After a brief prologue at an Ethiopian mine, we are dropped right into Howard’s world. Well, more specifically, we find ourselves on the camera end of Howard Ratner’s colonoscopy, while also seeing the vibrant glow of the rare opal extracted from that opening mine. Remarkably, the colonoscopy may be Howard’s (and our) most relaxing moment of the movie. The character of Howard is based on a guy the Safdie brothers’ dad worked for in the Diamond District when they were growing up. He’s played here by Mr. Sandler, who delivers a performance so memorable that we now can’t imagine anyone else in the role.

Here is what we learn about Howard: he’s arrogant and foolish and energetic and hopeful. He lives life on the edge … or perhaps he’s already tipped. He’s a Jewish jeweler based in inner-city Manhattan, and as the film begins, he owes a lot of money to someone who has hired goons to collect. Howard has an irascible wife Dinah (Idina Menzel, Elsa’s voice in FROZEN) who is fed up with his antics … one of which is his employee/mistress Julia (newcomer Julia Fox). Howard has an insatiable gambling addiction and he’s always on the brink of a life-changing big score or a colossal failure that could cost him everything. He’s a hustler who has to move faster each day to prevent the collapse of his house of cards: sports bets, pawns, loans, lies, and empty promises.

So if you think you now have a feel for this, I can assure you that you are mistaken. The frenetic pace is relentless to watch. We kind of like Howard, but yet, we want nothing to do with him. His latest scheme involves the expectation that the rare opal will solve his many financial woes. In the meantime, his business associate Demany (LaKeith Stanfield) brings him a high profile client … NBA player Kevin Garnett. The film looks and feels like a gritty 1970’s flick, but it’s based during the 2012 Eastern Conference Finals, and Garnett plays himself (and quite well). Garnett borrows the opal for good luck and that’s when all ‘heck’ breaks loose. Also in play here is Howard’s rotten brother-in-law (Eric Begosian), to whom he also owes money. Adding even more NYC flavor are Judd Hirsch, John Amos, and sports radio host Mike Francesca, as Howard’s bookie.

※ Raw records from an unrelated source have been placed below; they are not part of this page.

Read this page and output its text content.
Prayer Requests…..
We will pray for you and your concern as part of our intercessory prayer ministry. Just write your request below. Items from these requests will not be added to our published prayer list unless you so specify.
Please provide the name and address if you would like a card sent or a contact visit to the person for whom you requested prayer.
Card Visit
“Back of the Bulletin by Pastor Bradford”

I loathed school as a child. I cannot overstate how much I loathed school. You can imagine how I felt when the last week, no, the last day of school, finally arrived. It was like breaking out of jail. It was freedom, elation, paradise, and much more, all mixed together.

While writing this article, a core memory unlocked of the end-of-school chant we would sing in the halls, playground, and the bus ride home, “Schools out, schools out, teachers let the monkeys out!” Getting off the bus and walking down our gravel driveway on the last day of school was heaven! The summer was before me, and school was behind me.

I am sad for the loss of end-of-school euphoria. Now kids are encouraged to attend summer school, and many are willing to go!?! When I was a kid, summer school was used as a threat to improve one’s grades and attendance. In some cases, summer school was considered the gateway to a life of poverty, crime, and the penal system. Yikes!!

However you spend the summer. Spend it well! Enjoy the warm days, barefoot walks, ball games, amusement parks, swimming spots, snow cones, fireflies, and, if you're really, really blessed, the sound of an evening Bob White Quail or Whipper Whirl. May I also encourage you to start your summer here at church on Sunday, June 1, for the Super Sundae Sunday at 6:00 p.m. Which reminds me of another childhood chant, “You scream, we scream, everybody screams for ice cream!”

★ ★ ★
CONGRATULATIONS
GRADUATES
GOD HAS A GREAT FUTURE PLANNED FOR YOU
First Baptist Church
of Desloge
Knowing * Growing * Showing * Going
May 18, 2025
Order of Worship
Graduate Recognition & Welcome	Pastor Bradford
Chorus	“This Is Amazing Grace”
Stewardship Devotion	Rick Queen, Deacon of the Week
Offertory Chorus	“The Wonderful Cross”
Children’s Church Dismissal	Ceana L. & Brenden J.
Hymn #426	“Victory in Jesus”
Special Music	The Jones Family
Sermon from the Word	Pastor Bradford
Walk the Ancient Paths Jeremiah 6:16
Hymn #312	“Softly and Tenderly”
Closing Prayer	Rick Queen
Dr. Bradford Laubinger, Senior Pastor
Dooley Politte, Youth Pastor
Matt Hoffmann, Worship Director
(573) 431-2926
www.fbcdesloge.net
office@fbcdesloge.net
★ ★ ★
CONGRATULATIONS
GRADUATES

Daniel Lopatin (aka Oneohtrix Point Never) provides an electronic score that helps ensure we are never comfortable watching what is unfolding, and cinematographer Darius Khondji (EVITA) keeps his camera in constant motion – just like the characters. Production Designer Sam Lisenco creates Howard’s world through the jewelry shop, the house, the apartment, and especially that back office. Set Decorator Kendall Anderson wins a place in my heart for the Pete Maravich poster.

The Safdie brothers co-wrote the script with their editor Ronald Bronstein (who also worked on GOOD TIME), and afterwards you’ll find yourself going back through all the poor choices made by most every character. The brilliantly sustained level of uneasiness includes a segment featuring The Weeknd, and one revolving around a school play for Howard’s daughter. The Safdie style is present throughout, and most conversations are loud and heated and threatening. If you are the type that needs at least one likable character, or a serene environment, or respectful adult conversation, you are out of luck here. Howard is an exhausting character in an exhausting story within an exhausting movie … just as it was intended.